Northeims Polizeichef Rusteberg testet beim Verkehrsgerichtstag ein Alkohol-Interlock-Programm.

Einbeck/Northeim/Goslar. Rund 1.900 Teilnehmer aus Deutschland, Europa und Übersee haben zum Auftakt die einführende Worte des neuen Präsidenten des Deutschen Verkehrsgerichtstages in Goslar, Professor Dr. Ansgar Staudinger, gehört.

Aus polizeilicher Sicht waren folgende wesentliche Empfehlungen aus den acht Arbeitskreisen interessant: Es ging um Verbesserungen im Zusammenhang mit dem 2013 reformierten Punktesystems der Flensburger-Verkehrssünderdatei, Thema war das »Autonome Fahren« nur mit einem »Fahrmodus-Speicher«, Alkohol-Wegfahrsperren für alkoholauffällige Kraftfahrer wurden vorgestellt, es wurden Notbremsassistenten von Lkw und Bussen auf dem neuesten Stand der Technik gezeigt, und die Ausrüstungsverpflichtung für neue Lkw und Busse mit Abbiege-Assistenten zum Schutz von Radfahrern und Fußgängern wurde diskutiert. Ein Arbeitskreis beschäftigte sich mit den technischen Möglichkeiten, Fahrten unter Alkoholeinfluss zu verhindern.

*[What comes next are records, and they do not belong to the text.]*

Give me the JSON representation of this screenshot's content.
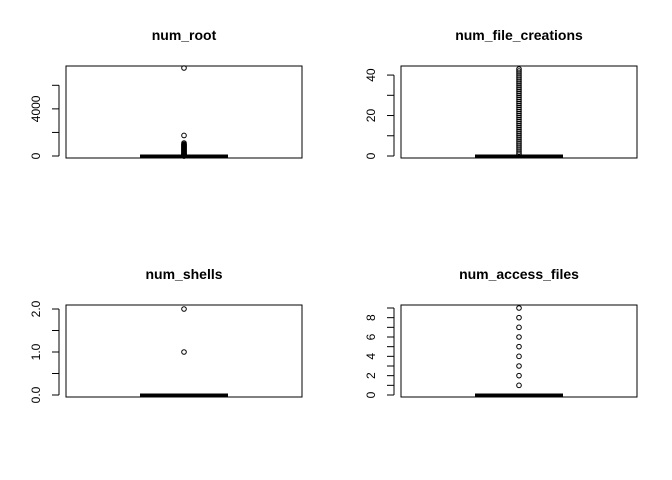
{
  "chart_data": [
    {
      "type": "box",
      "title": "num_root",
      "ylim": [
        0,
        7468
      ],
      "yticks": [
        0,
        4000
      ],
      "minor_ticks": [
        2000,
        6000
      ],
      "box": {
        "min": 0,
        "q1": 0,
        "median": 0,
        "q3": 0,
        "max": 0
      },
      "outliers": [
        7468,
        1743,
        1100,
        1000,
        950,
        900,
        850,
        800,
        750,
        700,
        650,
        600,
        550,
        500,
        450,
        400,
        350,
        300,
        250,
        200,
        150,
        120,
        100,
        80,
        60,
        50,
        40,
        30,
        20,
        10,
        5,
        1
      ]
    },
    {
      "type": "box",
      "title": "num_file_creations",
      "ylim": [
        0,
        43
      ],
      "yticks": [
        0,
        20,
        40
      ],
      "minor_ticks": [
        10,
        30
      ],
      "box": {
        "min": 0,
        "q1": 0,
        "median": 0,
        "q3": 0,
        "max": 0
      },
      "outliers": [
        43,
        42,
        41,
        40,
        39,
        38,
        37,
        36,
        35,
        34,
        33,
        32,
        31,
        30,
        29,
        28,
        27,
        26,
        25,
        24,
        23,
        22,
        21,
        20,
        19,
        18,
        17,
        16,
        15,
        14,
        13,
        12,
        11,
        10,
        9,
        8,
        7,
        6,
        5,
        4,
        3,
        2,
        1
      ]
    },
    {
      "type": "box",
      "title": "num_shells",
      "ylim": [
        0,
        2
      ],
      "yticks": [
        0.0,
        1.0,
        2.0
      ],
      "tick_format": 1,
      "minor_ticks": [
        0.5,
        1.5
      ],
      "box": {
        "min": 0,
        "q1": 0,
        "median": 0,
        "q3": 0,
        "max": 0
      },
      "outliers": [
        2,
        1
      ]
    },
    {
      "type": "box",
      "title": "num_access_files",
      "ylim": [
        0,
        9
      ],
      "yticks": [
        0,
        2,
        4,
        6,
        8
      ],
      "minor_ticks": [
        1,
        3,
        5,
        7,
        9
      ],
      "box": {
        "min": 0,
        "q1": 0,
        "median": 0,
        "q3": 0,
        "max": 0
      },
      "outliers": [
        9,
        8,
        7,
        6,
        5,
        4,
        3,
        2,
        1
      ]
    }
  ]
}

Intensiv wurden das Für und Wider einer Alkoholzündschlosssperre, verkürzt »Alkolock« genannt, erörtert. Auf der einen Seite wäre es eine Chance für alkoholauffällige Kraftfahrer, auf der anderen Seite darf Technik im Kraftfahrzeug die hohen Maßstäbe an Fahreignung und Eigenverantwortung nicht aushebeln. Einig waren sich die Experten, dass Alkohol im Straßenverkehr nach wie vor eine häufige Unfallursache, insbesondere im Zusammenhang mit schweren und schwersten Verkehrsunfällen, ist.

2017 wurden in Deutschland über 12.000 Unfälle mit Personenschaden registriert, bei denen mindestens ein Beteiligter unter Alkoholeinfluss stand. Jeder 14. Verkehrstote verstarb im Zusammenhang mit einem Alkoholunfall. Eine effiziente Maßnahme, um Unfälle im Straßenverkehr durch Alkoholgenuss zu reduzieren, sind Polizeikontrollen. Diese Kontrollen können jedoch die Alkoholfahrt selbst nicht verhindern; somit beschäftigte sich der Arbeitskreis damit, mit technischen Lösungen bereits präventiv vor der Fahrt einzugreifen.

Letztendlich forderte der Arbeitskreis mit großer Mehrheit die Einführung von Alkohol- Interlock-Programmen als Ergänzung zu bestehenden Maßnahmen für alkoholauffällige Kraftfahrer. Mit dieser technischen Innovation soll zukünftig das Fahren unter Alkoholeinfluss weitgehend unmöglich gemacht werden.

Es wurde zunächst die Durchführung eines Modellversuchs auf der Grundlage bereits bestehender wissenschaftlicher Erkenntnisse, beispielsweise aus den USA, empfohlen. Dabei soll Wert auf die Vermeidung von Manipulationsmöglichkeiten, etwa durch ein Gesichtserkennungssystem, gelegt werden. Dieser Modellversuch sollte für Kraftfahrer offenstehen, die erstmalig mit einer Blutalkoholkonzentration zwischen 0,5 und 1,59 Promille auffällig geworden sind.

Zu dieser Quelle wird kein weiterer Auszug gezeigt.